那天晚上,我躺在冰冷的炕上,浑身酸痛,脑子里全是北京的家,暖和的被窝,香喷喷的饭菜,还有爸妈慈爱的眼神。
我想哭,可又怕被别人听见,只能把头埋在被窝里,无声地抽泣。
"喂,别哭了。"黑暗中传来大林哥的声音,"哭有啥用,还不如想想办法怎么扛得动粪筐。"
我吸了吸鼻子:"我不是哭,我是...被蚊子咬了。"
"蚊子?哈哈,大冬天哪来的蚊子?"大林哥笑了,"拿着,我娘做的玉米饼,解解馋。"
一只温热的玉米饼塞进我的手里,香香的,带着一股淡淡的甜味。
我咬了一口,突然觉得没那么难过了。
日子就这么一天一天过去,我的肩膀逐渐结实起来,手上也长出了老茧。
我学会了扛粪筐、犁地、播种,虽然干得不如老社员麻利,但也能完成分配的活计了。
生产队里有个叫小满的年轻社员,是老杨的侄子,比我大两岁,从小在农村长大,干起活来特别利索。
一开始,小满瞧不起我这个"娃娃知青",可慢慢地,他发现我虽然身板瘦,但干活认真,从不偷懒,态度也渐渐变了。
有一次,我正笨手笨脚地学习犁地,怎么也掌握不好力道,犁沟东倒西歪的。
小满走过来,也不说话,默默地站在我后面,双手覆在我的手上,带着我感受正确的力道和角度。
"要松紧有度,不是蛮力气。"他轻声说,"感觉到了吗?"
我点点头,心里升起一股暖流。
就这样,我和小满慢慢熟络起来。
闲时,我教他念书写字;农忙时,他教我农活技巧。
晚上吃完饭,我们坐在小溪边,看星星,聊天,讲北京的故事。
小满从没出过远门,对北京充满了向往。
"豆芽,北京真的有那么高的楼吗?"他眼睛亮亮的,充满好奇。
"当然啦,比咱大队部高多了。
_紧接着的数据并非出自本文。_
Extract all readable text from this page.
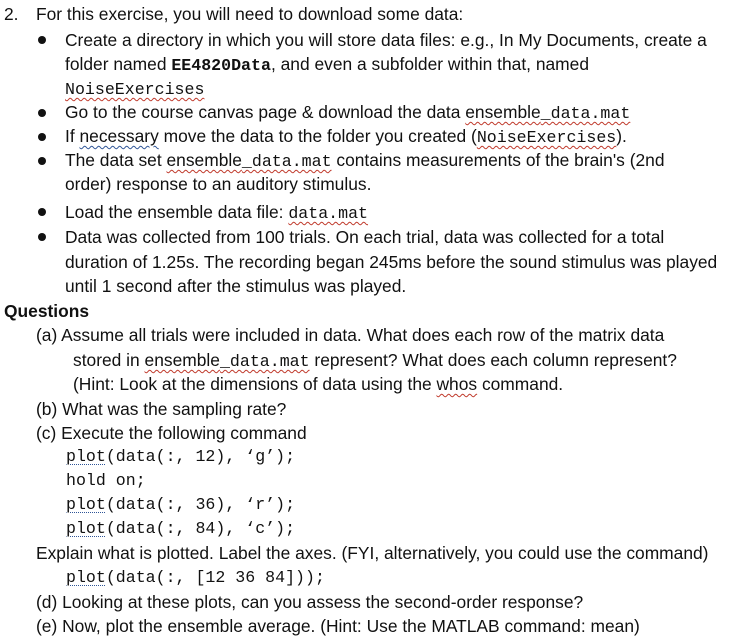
2. For this exercise, you will need to download some data:
Create a directory in which you will store data files: e.g., In My Documents, create a
folder named EE4820Data, and even a subfolder within that, named
NoiseExercises
Go to the course canvas page & download the data ensemble_data.mat
If necessary move the data to the folder you created (NoiseExercises).
The data set ensemble_data.mat contains measurements of the brain's (2nd
order) response to an auditory stimulus.
Load the ensemble data file: data.mat
Data was collected from 100 trials. On each trial, data was collected for a total
duration of 1.25s. The recording began 245ms before the sound stimulus was played
until 1 second after the stimulus was played.
Questions
(a) Assume all trials were included in data. What does each row of the matrix data
stored in ensemble_data.mat represent? What does each column represent?
(Hint: Look at the dimensions of data using the whos command.
(b) What was the sampling rate?
(c) Execute the following command
plot(data(:, 12), ‘g’);
hold on;
plot(data(:, 36), ‘r’);
plot(data(:, 84), ‘c’);
Explain what is plotted. Label the axes. (FYI, alternatively, you could use the command)
plot(data(:, [12 36 84]));
(d) Looking at these plots, can you assess the second-order response?
(e) Now, plot the ensemble average. (Hint: Use the MATLAB command: mean)
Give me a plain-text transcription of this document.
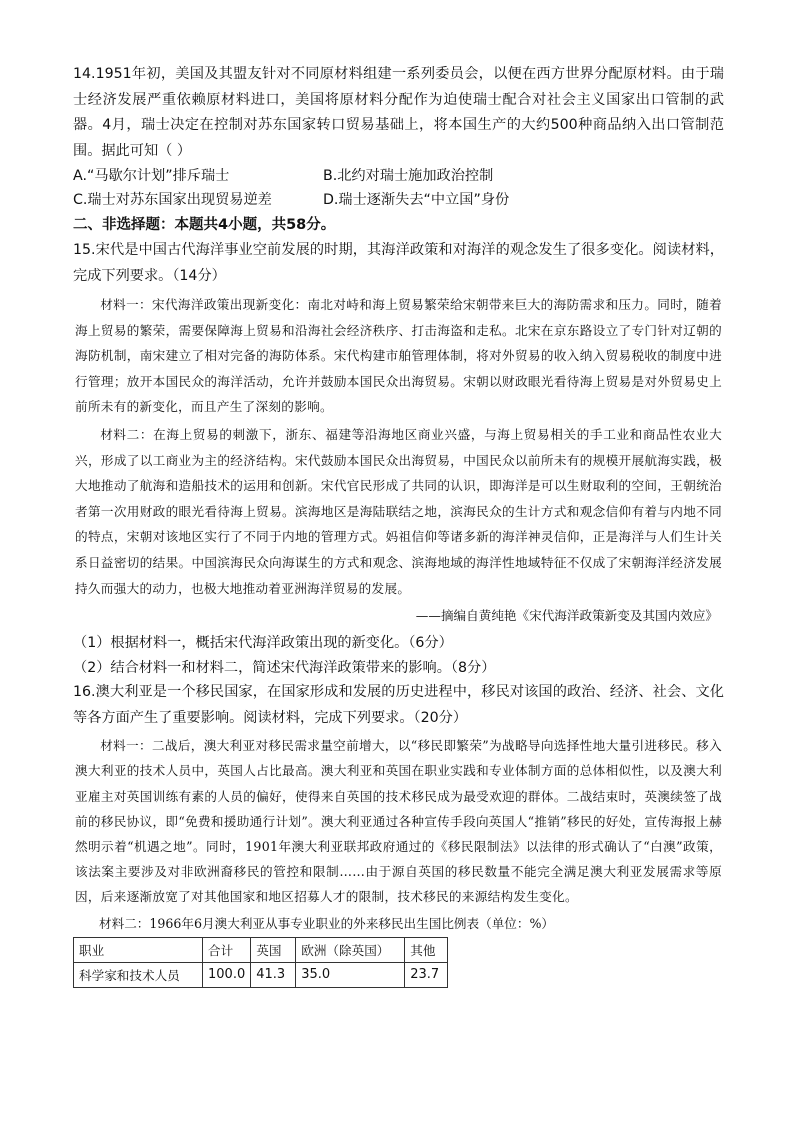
14.1951年初，美国及其盟友针对不同原材料组建一系列委员会，以便在西方世界分配原材料。由于瑞士经济发展严重依赖原材料进口，美国将原材料分配作为迫使瑞士配合对社会主义国家出口管制的武器。4月，瑞士决定在控制对苏东国家转口贸易基础上，将本国生产的大约500种商品纳入出口管制范围。据此可知（ ）

A.“马歇尔计划”排斥瑞士	B.北约对瑞士施加政治控制
C.瑞士对苏东国家出现贸易逆差	D.瑞士逐渐失去“中立国”身份

二、非选择题：本题共4小题，共58分。

15.宋代是中国古代海洋事业空前发展的时期，其海洋政策和对海洋的观念发生了很多变化。阅读材料，完成下列要求。（14分）

材料一：宋代海洋政策出现新变化：南北对峙和海上贸易繁荣给宋朝带来巨大的海防需求和压力。同时，随着海上贸易的繁荣，需要保障海上贸易和沿海社会经济秩序、打击海盗和走私。北宋在京东路设立了专门针对辽朝的海防机制，南宋建立了相对完备的海防体系。宋代构建市舶管理体制，将对外贸易的收入纳入贸易税收的制度中进行管理；放开本国民众的海洋活动，允许并鼓励本国民众出海贸易。宋朝以财政眼光看待海上贸易是对外贸易史上前所未有的新变化，而且产生了深刻的影响。

材料二：在海上贸易的刺激下，浙东、福建等沿海地区商业兴盛，与海上贸易相关的手工业和商品性农业大兴，形成了以工商业为主的经济结构。宋代鼓励本国民众出海贸易，中国民众以前所未有的规模开展航海实践，极大地推动了航海和造船技术的运用和创新。宋代官民形成了共同的认识，即海洋是可以生财取利的空间，王朝统治者第一次用财政的眼光看待海上贸易。滨海地区是海陆联结之地，滨海民众的生计方式和观念信仰有着与内地不同的特点，宋朝对该地区实行了不同于内地的管理方式。妈祖信仰等诸多新的海洋神灵信仰，正是海洋与人们生计关系日益密切的结果。中国滨海民众向海谋生的方式和观念、滨海地域的海洋性地域特征不仅成了宋朝海洋经济发展持久而强大的动力，也极大地推动着亚洲海洋贸易的发展。

——摘编自黄纯艳《宋代海洋政策新变及其国内效应》

（1）根据材料一，概括宋代海洋政策出现的新变化。（6分）

（2）结合材料一和材料二，简述宋代海洋政策带来的影响。（8分）

16.澳大利亚是一个移民国家，在国家形成和发展的历史进程中，移民对该国的政治、经济、社会、文化等各方面产生了重要影响。阅读材料，完成下列要求。（20分）

材料一：二战后，澳大利亚对移民需求量空前增大，以“移民即繁荣”为战略导向选择性地大量引进移民。移入澳大利亚的技术人员中，英国人占比最高。澳大利亚和英国在职业实践和专业体制方面的总体相似性，以及澳大利亚雇主对英国训练有素的人员的偏好，使得来自英国的技术移民成为最受欢迎的群体。二战结束时，英澳续签了战前的移民协议，即“免费和援助通行计划”。澳大利亚通过各种宣传手段向英国人“推销”移民的好处，宣传海报上赫然明示着“机遇之地”。同时，1901年澳大利亚联邦政府通过的《移民限制法》以法律的形式确认了“白澳”政策，该法案主要涉及对非欧洲裔移民的管控和限制……由于源自英国的移民数量不能完全满足澳大利亚发展需求等原因，后来逐渐放宽了对其他国家和地区招募人才的限制，技术移民的来源结构发生变化。

材料二：1966年6月澳大利亚从事专业职业的外来移民出生国比例表（单位：%）

职业	合计	英国	欧洲（除英国）	其他
科学家和技术人员	100.0	41.3	35.0	23.7
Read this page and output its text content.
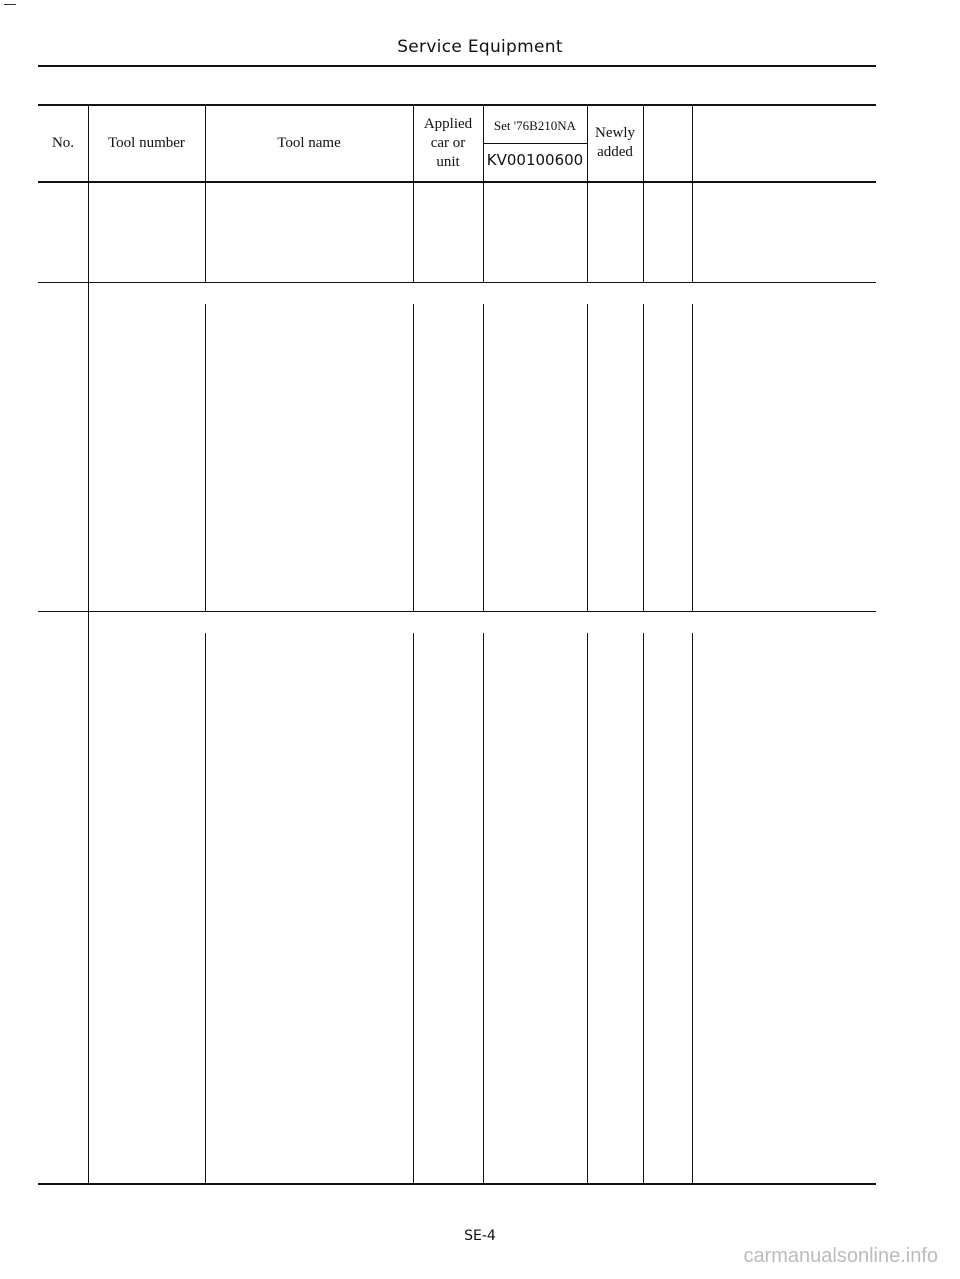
Service Equipment
No.	Tool number	Tool name
Applied
car or
unit
Set '76B210NA
KV00100600
Newly
added
SE-4
carmanualsonline.info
"我得意地说,"还有天安门广场,可大了,能站下几十万人呢!"
小满啧啧称奇,眼里满是羡慕。
那段日子,虽然辛苦,但心里却是踏实的。
老杨队长嘴上说我是"娃娃",但分配活计时从不轻易放过我。
"年轻人要吃苦,不然咋能长大?"他经常这么说。
可我留意到,每当我干得实在吃力时,他总会不经意地走过来,帮我分担一部分。
那年春天,生产队决定修一条新水渠,把山上的水引到田里来灌溉。
这是个大工程,全队的壮劳力都上阵了,我也跟着去了。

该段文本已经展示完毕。